Par un mémoire en défense enregistré le 31 mai 2023, le préfet des Bouches-du-Rhône conclut au rejet de la requête.
Il fait valoir que les moyens invoqués par le requérant ne sont pas fondés.
Vu les autres pièces du dossier.
Vu :
- la convention européenne de sauvegarde des droits de l'homme et des libertés fondamentales ;
- l'accord franco-algérien du 27 décembre 1968 modifié ;
- le code de l'entrée et du séjour des étrangers et du droit d'asile ;
- le code des relations entre le public et l'administration ;
- la loi n° 91-647 du 10 juillet 1991 ;
- le code de justice administrative.
La présidente du tribunal a désigné Mme Devictor pour statuer sur les litiges relatifs aux décisions portant mesure d'éloignement des ressortissants étrangers en application du code de l'entrée et du séjour des étrangers et du droit d'asile.
Les parties ont été régulièrement averties du jour de l'audience.
Ont été entendus au cours de l'audience publique :
- le rapport de Mme Devictor, qui a informé les parties, sur le fondement de l'article R. 611-7 du code de justice administrative, que le jugement était susceptible de se fonder sur le moyen d'ordre public relevé d'office tiré de l'irrecevabilité des conclusions à fin d'injonction présentées à titre principal tendant à ce qu'il soit enjoint au préfet de délivrer à M. A une carte de séjour temporaire et de lui communiquer les pièces sur la base desquelles a été prise la décision de l'OFPRA ;
- les observations de Me Giordano, représentant M. A, qui conclut aux mêmes fins que la requête, par les mêmes moyens.
Le préfet des Bouches-du-Rhône n'était ni présent, ni représenté.
La clôture de l'instruction a été prononcée à l'issue de l'audience.
Considérant ce qui suit :
1. M. A, de nationalité turque, demande l'annulation de l'arrêté du 11 avril 2023 par lequel le préfet des Bouches-du-Rhône l'a obligé à quitter le territoire français, lui a refusé un délai de départ volontaire supérieur à trente jours et a fixé le pays de destination de cette mesure.
Sur les conclusions aux fins d'annulation :
2. Aux termes de l'article L.541-1 du code de l'entrée et du séjour des étrangers et du droit d'asile : " Le demandeur d'asile dont l'examen de la demande relève de la compétence de la France et qui a introduit sa demande auprès de l'Office français de protection des réfugiés et apatrides bénéficie du droit de se maintenir sur le territoire français ". Aux termes de l'article L. 542-1 de ce code : " En l'absence de recours contre la décision de l'Office français de protection des réfugiés et apatrides dans le délai prévu à l'article L. 532-1, le droit de se maintenir sur le territoire français prend fin à la notification de cette décision. "
3. Il résulte des dispositions précitées que l'étranger qui demande l'asile a le droit de séjourner sur le territoire national à ce titre jusqu'à ce que la décision rejetant sa demande lui ait été notifiée régulièrement par l'OFPRA ou, si un recours a été formé devant elle, par la Cour nationale du droit d'asile.

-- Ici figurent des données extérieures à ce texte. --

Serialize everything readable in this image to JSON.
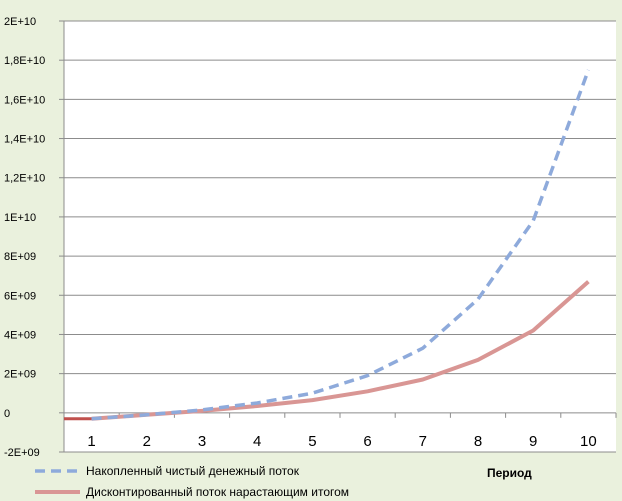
{
  "chart_data": {
    "type": "line",
    "x": [
      1,
      2,
      3,
      4,
      5,
      6,
      7,
      8,
      9,
      10
    ],
    "categories": [
      "1",
      "2",
      "3",
      "4",
      "5",
      "6",
      "7",
      "8",
      "9",
      "10"
    ],
    "ylim": [
      -2000000000,
      20000000000
    ],
    "yticks": [
      -2000000000,
      0,
      2000000000,
      4000000000,
      6000000000,
      8000000000,
      10000000000,
      12000000000,
      14000000000,
      16000000000,
      18000000000,
      20000000000
    ],
    "ytick_labels": [
      "-2E+09",
      "0",
      "2E+09",
      "4E+09",
      "6E+09",
      "8E+09",
      "1E+10",
      "1,2E+10",
      "1,4E+10",
      "1,6E+10",
      "1,8E+10",
      "2E+10"
    ],
    "xlabel": "Период",
    "ylabel": "",
    "grid": true,
    "legend_position": "bottom",
    "series": [
      {
        "name": "Накопленный чистый денежный поток",
        "values": [
          -300000000,
          -100000000,
          150000000,
          500000000,
          1000000000,
          1900000000,
          3300000000,
          5800000000,
          9800000000,
          17500000000
        ],
        "color": "#8eaadb",
        "style": "dashed"
      },
      {
        "name": "Дисконтированный поток нарастающим итогом",
        "values": [
          -300000000,
          -100000000,
          100000000,
          350000000,
          650000000,
          1100000000,
          1700000000,
          2700000000,
          4200000000,
          6700000000
        ],
        "color": "#d99694",
        "style": "solid"
      }
    ],
    "extra_segment": {
      "note": "short dark-red stub before period 1",
      "color": "#c0504d"
    }
  }
}
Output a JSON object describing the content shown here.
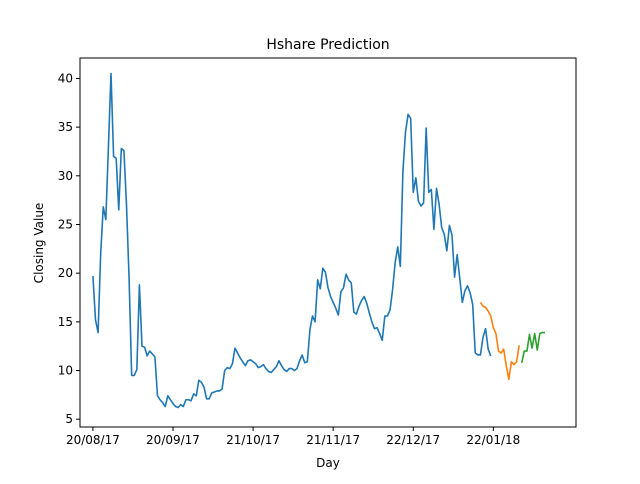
{
  "chart_data": {
    "type": "line",
    "title": "Hshare Prediction",
    "xlabel": "Day",
    "ylabel": "Closing Value",
    "x_tick_labels": [
      "20/08/17",
      "20/09/17",
      "21/10/17",
      "21/11/17",
      "22/12/17",
      "22/01/18"
    ],
    "y_ticks": [
      5,
      10,
      15,
      20,
      25,
      30,
      35,
      40
    ],
    "xlim_days": [
      -5,
      187
    ],
    "ylim": [
      4.2,
      42.1
    ],
    "grid": false,
    "legend": "none",
    "series": [
      {
        "color": "#1f77b4",
        "start_day": 0,
        "values": [
          19.7,
          15.2,
          13.9,
          22.0,
          26.8,
          25.5,
          33.0,
          40.5,
          32.0,
          31.8,
          26.5,
          32.8,
          32.6,
          27.0,
          19.5,
          9.5,
          9.5,
          10.1,
          18.8,
          12.5,
          12.4,
          11.5,
          12.0,
          11.7,
          11.4,
          7.4,
          7.0,
          6.7,
          6.3,
          7.4,
          7.0,
          6.6,
          6.3,
          6.2,
          6.5,
          6.3,
          7.0,
          7.0,
          6.9,
          7.6,
          7.4,
          9.0,
          8.8,
          8.3,
          7.1,
          7.1,
          7.7,
          7.8,
          7.9,
          7.9,
          8.1,
          10.0,
          10.3,
          10.2,
          10.7,
          12.3,
          11.8,
          11.3,
          10.9,
          10.5,
          11.0,
          11.1,
          10.9,
          10.7,
          10.3,
          10.4,
          10.6,
          10.2,
          9.9,
          9.8,
          10.1,
          10.4,
          11.0,
          10.5,
          10.1,
          9.9,
          10.2,
          10.2,
          10.0,
          10.2,
          11.0,
          11.6,
          10.8,
          10.9,
          14.2,
          15.6,
          15.0,
          19.3,
          18.4,
          20.5,
          20.1,
          18.5,
          17.6,
          17.0,
          16.4,
          15.7,
          18.1,
          18.5,
          19.9,
          19.3,
          19.0,
          16.0,
          15.8,
          16.6,
          17.2,
          17.6,
          16.9,
          15.9,
          15.0,
          14.3,
          14.4,
          13.8,
          13.1,
          15.6,
          15.6,
          16.2,
          18.3,
          21.1,
          22.7,
          20.7,
          30.5,
          34.5,
          36.3,
          35.9,
          28.3,
          29.8,
          27.4,
          26.9,
          27.2,
          34.9,
          28.3,
          28.6,
          24.5,
          28.7,
          27.1,
          24.7,
          24.0,
          22.3,
          24.9,
          23.9,
          19.6,
          21.9,
          19.5,
          17.0,
          18.2,
          18.7,
          18.0,
          16.8,
          11.8,
          11.6,
          11.6,
          13.4,
          14.3,
          12.2,
          11.5
        ]
      },
      {
        "color": "#ff7f0e",
        "start_day": 150,
        "values": [
          17.0,
          16.6,
          16.5,
          16.1,
          15.6,
          14.4,
          13.8,
          12.0,
          11.8,
          12.2,
          10.5,
          9.1,
          10.9,
          10.6,
          10.9,
          12.6
        ]
      },
      {
        "color": "#2ca02c",
        "start_day": 166,
        "values": [
          10.8,
          12.0,
          12.0,
          13.7,
          12.3,
          13.8,
          12.1,
          13.8,
          13.9,
          13.9
        ]
      }
    ]
  }
}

En l'absence d'une telle notification régulière, et alors même qu'il incombe aux services de l'OFPRA ou de la Cour nationale du droit d'asile (CNDA) d'y pourvoir, l'autorité administrative ne peut regarder l'étranger à qui l'asile a été refusé comme ne bénéficiant plus de son droit provisoire au séjour. Il incombe au Préfet compétent, qui a la faculté de demander à l'OFPRA une copie de la décision et l'avis de réception de la notification de celle-ci, de démontrer que cette notification a été effectuée régulièrement.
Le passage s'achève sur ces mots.